Pol Fité Matamoros

I am an architect and urbanist from Barcelona, Spain. My project interrogates fascism as a spatial question—i.e. as deploying not only on certain spatial tactics, but also as premised on certain spatial imaginaries—and the links this illuminates with colonialism through the case of Spain at the turn of the 20th century.

During my architecture and urbanism studies, I became interested in the transformations of the Spanish landscape under Francoism (the Spanish fascist regime between 1939 and 1975) and during the country’s transition to democracy (1975–81). I was first interested in studying the form and dynamics of its contemporary landscapes through a morphological lens, and later in paying unpacking the political economy of its urbanization processes in such a key moment of political reorganization in Europe (namely the creation of the EU).

Once at UC Berkeley I was able to broaden my interrogation of Spain’s 40-year-long dictatorship through different disciplinary lenses, from anthropology to cultural studies. And, before the rise of ethno-nationalisms across the globe, my interest began shifting from interrogating the Spanish transition to democracy and the legacies left by the Francoist regime, to exploring its coming to be in the early 20th century. Which conditions, types of subjectivities, imaginations, etc., allowed for fascism to emerge in Spain? My hypothesis here was that there was something very spatial to fascism—not only in the way they organized their regime, but in the very thinking that allowed it to emerge and gain traction amongst significant sectors of the population. And that ‘that spatial something’ was tightly intertwined with Spanish colonialism.

Already in 1950, the renowned Martinican thinker Aimé Césaire argued that fascism was the boomerang effect of colonialism. That it was its unintended consequence, the turning of colonial violence to the metropolis. And yet, this proposition has remained largely unexplored.

Spain offers an ideal scenario to explore this argument. Towards the end of the 19th century Spain “lost” its last colonies in the Americas and turned its gaze to northwest Africa to make up for its lost territories and markets, and ultimately to its own landscapes to undertake modernization and increase production. That sense of loss and its new colonial imaginations for regeneration entailed the circulation of plenty of images about Spain’s lost empire in the Americas and its rebirth in northwest Africa, catalogues of colonized peoples, metaphors for the geographic unity between Spain and Morocco, and the like. In other words, it entailed the naturalization of certain spatial imaginations of what constituted Spain’s decadence and how to bring about its rebirth. Unsurprisingly, then, the fascist movement built on these very colonial spatial imaginations when articulating their vision for a renewed Spanish Empire.

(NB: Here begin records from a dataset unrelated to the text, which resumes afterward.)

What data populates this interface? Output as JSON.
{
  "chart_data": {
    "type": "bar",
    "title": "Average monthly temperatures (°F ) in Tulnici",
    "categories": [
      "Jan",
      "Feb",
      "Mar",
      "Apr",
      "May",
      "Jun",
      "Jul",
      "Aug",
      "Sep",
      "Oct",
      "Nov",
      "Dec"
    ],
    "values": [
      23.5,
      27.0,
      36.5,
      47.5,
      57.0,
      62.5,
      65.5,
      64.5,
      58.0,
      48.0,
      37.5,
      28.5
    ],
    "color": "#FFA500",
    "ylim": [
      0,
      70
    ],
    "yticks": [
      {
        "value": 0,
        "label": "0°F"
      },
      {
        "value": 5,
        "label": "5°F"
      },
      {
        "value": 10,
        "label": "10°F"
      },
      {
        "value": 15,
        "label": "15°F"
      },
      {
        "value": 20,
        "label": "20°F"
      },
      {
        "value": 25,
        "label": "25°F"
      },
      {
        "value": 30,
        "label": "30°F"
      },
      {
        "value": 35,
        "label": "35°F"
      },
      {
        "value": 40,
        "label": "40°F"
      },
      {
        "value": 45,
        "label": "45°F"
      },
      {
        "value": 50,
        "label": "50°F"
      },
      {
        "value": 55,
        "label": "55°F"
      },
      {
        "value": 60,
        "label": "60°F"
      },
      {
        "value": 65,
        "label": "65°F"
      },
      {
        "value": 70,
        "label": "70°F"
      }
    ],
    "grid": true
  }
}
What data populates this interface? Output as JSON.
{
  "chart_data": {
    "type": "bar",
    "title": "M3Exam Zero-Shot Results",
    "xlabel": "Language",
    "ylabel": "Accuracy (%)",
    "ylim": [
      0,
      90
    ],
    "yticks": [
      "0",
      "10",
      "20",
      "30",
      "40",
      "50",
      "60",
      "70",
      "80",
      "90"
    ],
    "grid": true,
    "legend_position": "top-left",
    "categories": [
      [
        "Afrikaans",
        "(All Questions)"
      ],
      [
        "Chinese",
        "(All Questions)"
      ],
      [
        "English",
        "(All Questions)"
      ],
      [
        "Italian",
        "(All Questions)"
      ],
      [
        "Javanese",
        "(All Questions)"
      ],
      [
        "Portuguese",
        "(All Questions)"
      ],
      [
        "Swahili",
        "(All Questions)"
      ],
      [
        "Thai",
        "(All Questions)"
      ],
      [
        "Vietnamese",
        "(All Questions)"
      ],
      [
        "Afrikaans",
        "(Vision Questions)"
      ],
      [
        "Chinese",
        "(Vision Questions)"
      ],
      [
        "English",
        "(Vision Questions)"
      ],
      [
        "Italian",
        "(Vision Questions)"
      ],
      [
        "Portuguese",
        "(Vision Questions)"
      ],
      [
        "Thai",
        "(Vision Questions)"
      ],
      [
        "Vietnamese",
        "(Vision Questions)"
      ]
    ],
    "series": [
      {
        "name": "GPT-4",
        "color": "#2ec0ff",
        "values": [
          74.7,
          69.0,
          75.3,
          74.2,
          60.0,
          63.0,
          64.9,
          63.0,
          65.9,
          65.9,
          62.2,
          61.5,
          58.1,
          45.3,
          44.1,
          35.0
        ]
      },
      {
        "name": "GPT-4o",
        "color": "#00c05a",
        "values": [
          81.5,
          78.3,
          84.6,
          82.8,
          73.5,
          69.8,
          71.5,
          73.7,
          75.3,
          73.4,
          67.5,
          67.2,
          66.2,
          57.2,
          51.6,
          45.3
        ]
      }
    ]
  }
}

In turn, Spain was a marginal European power that strongly felt the anxieties of Europe’s imperial race: Its colonial territories of the Moroccan Rif, Western Sahara, and Equatorial Guinea were much smaller than those of any other European power (reason why they have remained largely understudied). And the country’s historical ties to northwest Africa meant that in terms of architecture, urbanism, landscape features, and racial appearance, colonizer and colonized were often indistinguishable. In this context, the Spanish colonial administration had to develop an array of spatial techniques to leverage that similarity as a sign of their ‘rightful role’ as the colonizer while still asserting their colonial superiority—a marked departure from their European colonial counterparts, who relied upon difference to enact claims of colonial rule. Some years later, the colonial military that spearheaded the Spanish fascist coup drew on that same shared Iberian-Moorish heritage to justify their regime in historical terms and frame it as a revolution against European powers in the eyes of the colonized. And they deployed the same array of techniques developed in northwest Africa to, essentially, turn the Iberian Peninsula itself into a colony and undertake modernization by force.

Thus, this research project explores the role that colonial spatial imaginations played in setting the stage for fascist arguments to be conceivable and take root. And how the enactment of those spatial imaginations in the colonies birthed an array of spatial techniques to produce both social and racial difference and similarity that the fascist regime would then apply to Peninsular Spaniards.

This research grant helped fund my accommodation in Madrid for several months to go to many of Spain’s national and municipal archives (including the Military Archives, its General Administration Archives, the National LibraryMadrid’s Municipal Hemeroteca, the Filmoteca, etc.). It also allowed me to pay shorter visits to Salamanca and Seville, where other relevant archives are located (such as the Archive for the Recuperation of Historical Memory and the Archive of the Indies); and, in the case of Seville, where the important colonial-themed Ibero-American Exhibition took place in the 1920s (still visitable today).

The research grant also helped me fund my trip across the Moroccan Rif, both to try to access the remaining documents of Spain’s colonial administration in Tétouan and to drive across the Riffian landscapes, experiencing firsthand the landscapes portrayed in the archival materials I was consulting. My stay in Morocco also allowed visiting all the rural colonization towns that, from the evidence I found so far, were founded by the Spanish colonial administration at the turn of the century and set a way of organizing both city blocks, water infrastructures, and agricultural activities that still shapes the Rif’s landscapes today.